In [1]:
import random
from datetime import datetime
import numpy as np
import pandas as pd
import torch
from sklearn.model_selection import StratifiedKFold
from sklearn.metrics import roc_auc_score
from torch import nn, optim
from torch.utils.data import DataLoader, TensorDataset
from tqdm import tqdm
import gc

# 1. 시드 및 장치 설정
def seed_everything(seed):
    random.seed(seed)
    np.random.seed(seed)
    torch.manual_seed(seed)
    torch.backends.cudnn.deterministic = True
    torch.backends.cudnn.benchmark = False

seed_everything(0)
DEVICE = torch.device("mps") if torch.backends.mps.is_available() else torch.device("cpu")

# 2. 데이터 로드 및 전처리
drop_list = ['QaE', 'QbE', 'QcE', 'QdE', 'QeE', 'QfE', 'QgE', 'QhE', 'QiE', 'QjE',
             'QkE', 'QlE', 'QmE', 'QnE', 'QoE', 'QpE', 'QqE', 'QrE', 'QsE', 'QtE',
             'index', 'hand']
replace_dict = {'education': str, 'engnat': str, 'married': str, 'urban': str}

train_data = pd.read_csv('../../data/raw/train.csv')
test_data = pd.read_csv('../../data/raw/test_x.csv')
train_data = train_data.drop(train_data[train_data.familysize > 50].index)

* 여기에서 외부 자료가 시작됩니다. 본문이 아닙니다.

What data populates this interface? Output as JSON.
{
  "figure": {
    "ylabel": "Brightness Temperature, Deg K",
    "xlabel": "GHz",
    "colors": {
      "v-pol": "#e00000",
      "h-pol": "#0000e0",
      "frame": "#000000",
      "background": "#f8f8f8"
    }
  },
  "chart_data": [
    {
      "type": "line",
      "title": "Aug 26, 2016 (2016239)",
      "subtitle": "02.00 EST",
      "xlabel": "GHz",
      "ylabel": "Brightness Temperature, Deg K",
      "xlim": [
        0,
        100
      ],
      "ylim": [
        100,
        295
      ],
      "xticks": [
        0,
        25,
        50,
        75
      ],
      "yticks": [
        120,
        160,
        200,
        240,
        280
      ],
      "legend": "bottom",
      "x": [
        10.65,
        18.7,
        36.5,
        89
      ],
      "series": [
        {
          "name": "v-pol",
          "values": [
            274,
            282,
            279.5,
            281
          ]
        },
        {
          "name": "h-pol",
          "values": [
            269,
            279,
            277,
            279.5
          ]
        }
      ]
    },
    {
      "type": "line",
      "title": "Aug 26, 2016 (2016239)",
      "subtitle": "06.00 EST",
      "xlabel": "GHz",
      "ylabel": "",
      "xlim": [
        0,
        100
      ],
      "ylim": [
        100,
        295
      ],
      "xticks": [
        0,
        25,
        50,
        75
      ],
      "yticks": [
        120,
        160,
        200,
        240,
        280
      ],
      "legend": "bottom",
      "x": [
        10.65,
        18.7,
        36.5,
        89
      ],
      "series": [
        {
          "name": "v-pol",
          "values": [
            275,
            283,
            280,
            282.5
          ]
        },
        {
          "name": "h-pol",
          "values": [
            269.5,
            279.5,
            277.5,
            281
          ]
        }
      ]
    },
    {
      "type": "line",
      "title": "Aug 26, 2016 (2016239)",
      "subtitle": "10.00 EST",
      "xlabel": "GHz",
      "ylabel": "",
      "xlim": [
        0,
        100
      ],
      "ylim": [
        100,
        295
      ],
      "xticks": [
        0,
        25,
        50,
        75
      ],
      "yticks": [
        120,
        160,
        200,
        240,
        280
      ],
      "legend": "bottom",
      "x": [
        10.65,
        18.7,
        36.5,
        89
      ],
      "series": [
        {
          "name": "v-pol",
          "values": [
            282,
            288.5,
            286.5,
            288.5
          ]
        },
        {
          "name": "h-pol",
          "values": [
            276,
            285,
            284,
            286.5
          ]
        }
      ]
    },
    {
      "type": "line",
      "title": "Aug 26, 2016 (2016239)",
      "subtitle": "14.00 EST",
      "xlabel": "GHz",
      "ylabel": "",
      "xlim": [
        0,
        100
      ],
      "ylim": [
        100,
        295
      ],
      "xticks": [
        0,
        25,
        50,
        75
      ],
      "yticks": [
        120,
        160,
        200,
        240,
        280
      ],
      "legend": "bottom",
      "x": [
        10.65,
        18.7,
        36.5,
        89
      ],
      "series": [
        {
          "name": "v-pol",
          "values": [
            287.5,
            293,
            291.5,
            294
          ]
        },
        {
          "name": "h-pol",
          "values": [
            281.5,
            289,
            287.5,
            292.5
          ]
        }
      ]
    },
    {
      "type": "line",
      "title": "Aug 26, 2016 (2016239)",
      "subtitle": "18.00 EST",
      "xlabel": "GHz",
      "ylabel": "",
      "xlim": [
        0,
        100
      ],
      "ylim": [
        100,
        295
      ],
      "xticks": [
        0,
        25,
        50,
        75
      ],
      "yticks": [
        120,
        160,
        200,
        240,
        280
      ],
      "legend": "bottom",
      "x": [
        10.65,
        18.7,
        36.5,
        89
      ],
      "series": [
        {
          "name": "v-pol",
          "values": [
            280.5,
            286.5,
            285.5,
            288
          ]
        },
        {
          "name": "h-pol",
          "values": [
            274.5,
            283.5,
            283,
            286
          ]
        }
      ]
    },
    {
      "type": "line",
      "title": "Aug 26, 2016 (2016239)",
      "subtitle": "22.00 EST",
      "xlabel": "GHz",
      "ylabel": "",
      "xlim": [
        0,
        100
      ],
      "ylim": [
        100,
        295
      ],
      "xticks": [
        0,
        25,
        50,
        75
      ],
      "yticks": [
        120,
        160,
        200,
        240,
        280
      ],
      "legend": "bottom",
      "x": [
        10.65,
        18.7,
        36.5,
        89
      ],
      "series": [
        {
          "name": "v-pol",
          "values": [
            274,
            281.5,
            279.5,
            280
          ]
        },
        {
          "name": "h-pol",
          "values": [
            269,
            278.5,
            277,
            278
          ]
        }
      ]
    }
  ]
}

train_y = train_data['voted']
train_x = train_data.drop(drop_list + ['voted'], axis=1)
test_x = test_data.drop(drop_list, axis=1)

train_x = train_x.astype(replace_dict)
test_x = test_x.astype(replace_dict)
train_x = pd.get_dummies(train_x)
test_x = pd.get_dummies(test_x)

# Baseline 특유의 타겟 처리 (1->1, 2->0)
train_y = 2 - train_y.to_numpy()
train_x = train_x.to_numpy().astype(float) 
test_x = test_x.to_numpy().astype(float)

# 텐서 변환 및 수동 스케일링
train_y_t = torch.tensor(train_y, dtype=torch.float32)
train_x_t = torch.tensor(train_x, dtype=torch.float32)
test_x_t = torch.tensor(test_x, dtype=torch.float32)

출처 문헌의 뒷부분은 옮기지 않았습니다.